While I’m optimistic about things on the combat side, I’m also pretty happy with things on the shared-universe and writing side. It is easy in this 2017 hellscape of wine moms posting million-view Minions memes that, through their awful artifacting, warn us not to bother them before they’ve had their coffee (The Minion pictured doesn’t even HAVE a cup of coffee? How does this relate to the caption!?), to forget: the Rabbids are good. They are mean, violent slapstick rabbits that remind me of Matt Groening’s Life in Hell strip by way of Itchy and Scratchy. And they’re French, so they’re horny. And not in the desexed, abstract way something like a Minion might display horniness, by wearing a comically polka-dotted bikini and vogueing or some bullshit. I’m talking real, European horndoggedness. Just look at Rabbid Mario. That dude is clearly ears-deep in Rabbid trim.

Beep-0 helps Mario and company along by feeding you emails from a mysterious “F.B.” who signs them “Your biggest fan” while referencing Odysseus (as an aside, the text boxes themselves kind of suck; they’re too big and blank). At one point his email gets obviously hacked by Bowser Jr., whose direction led me to my first boss fight, against an enormous, operatic singing Rabbid with a phonograph in his stomach and a powdered wig on his head.

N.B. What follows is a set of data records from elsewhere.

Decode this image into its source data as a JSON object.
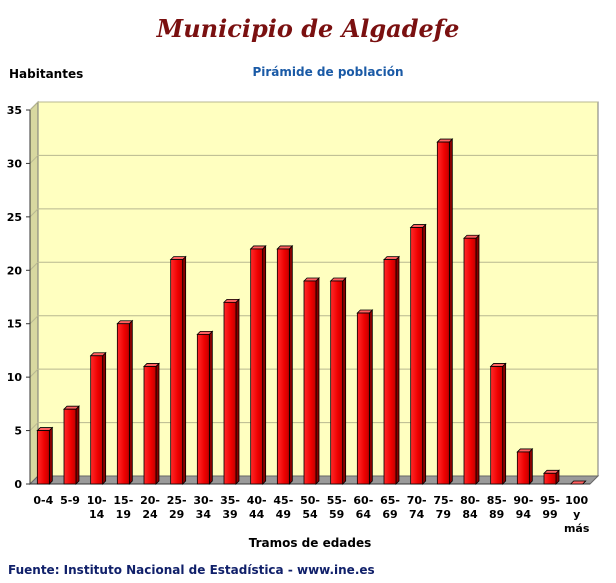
{
  "header": {
    "title": "Municipio de Algadefe",
    "subtitle": "Pirámide de población"
  },
  "footer": {
    "source": "Fuente: Instituto Nacional de Estadística - www.ine.es"
  },
  "chart_data": {
    "type": "bar",
    "title": "Pirámide de población",
    "ylabel": "Habitantes",
    "xlabel": "Tramos de edades",
    "ylim": [
      0,
      35
    ],
    "yticks": [
      0,
      5,
      10,
      15,
      20,
      25,
      30,
      35
    ],
    "grid": true,
    "bar_color": "#ee0000",
    "plot_background": "#ffffc0",
    "categories": [
      [
        "0-4"
      ],
      [
        "5-9"
      ],
      [
        "10-",
        "14"
      ],
      [
        "15-",
        "19"
      ],
      [
        "20-",
        "24"
      ],
      [
        "25-",
        "29"
      ],
      [
        "30-",
        "34"
      ],
      [
        "35-",
        "39"
      ],
      [
        "40-",
        "44"
      ],
      [
        "45-",
        "49"
      ],
      [
        "50-",
        "54"
      ],
      [
        "55-",
        "59"
      ],
      [
        "60-",
        "64"
      ],
      [
        "65-",
        "69"
      ],
      [
        "70-",
        "74"
      ],
      [
        "75-",
        "79"
      ],
      [
        "80-",
        "84"
      ],
      [
        "85-",
        "89"
      ],
      [
        "90-",
        "94"
      ],
      [
        "95-",
        "99"
      ],
      [
        "100",
        "y",
        "más"
      ]
    ],
    "values": [
      5,
      7,
      12,
      15,
      11,
      21,
      14,
      17,
      22,
      22,
      19,
      19,
      16,
      21,
      24,
      32,
      23,
      11,
      3,
      1,
      0
    ]
  }
}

In the cutscene that opens the battle he calls Mario fat, insults his mustache, bitches about getting tagged by a blue shell in Mario Kart. It rules. And the fight itself was well-designed, requiring to make your way around the map to destroy the stage lighting that makes him invulnerable while dealing with common enemies and the boss’ own powerful medleys.

I was pretty jazzed for Mario + Rabbids Kingdom Battle going in and it lived up to those expectations in the few hours I had with it. Provided it’s as delightful and engaging the whole way through, my biggest problem with it is probably going to be buying myself a Nintendo Switch before it comes out at the end of this month, on August 29.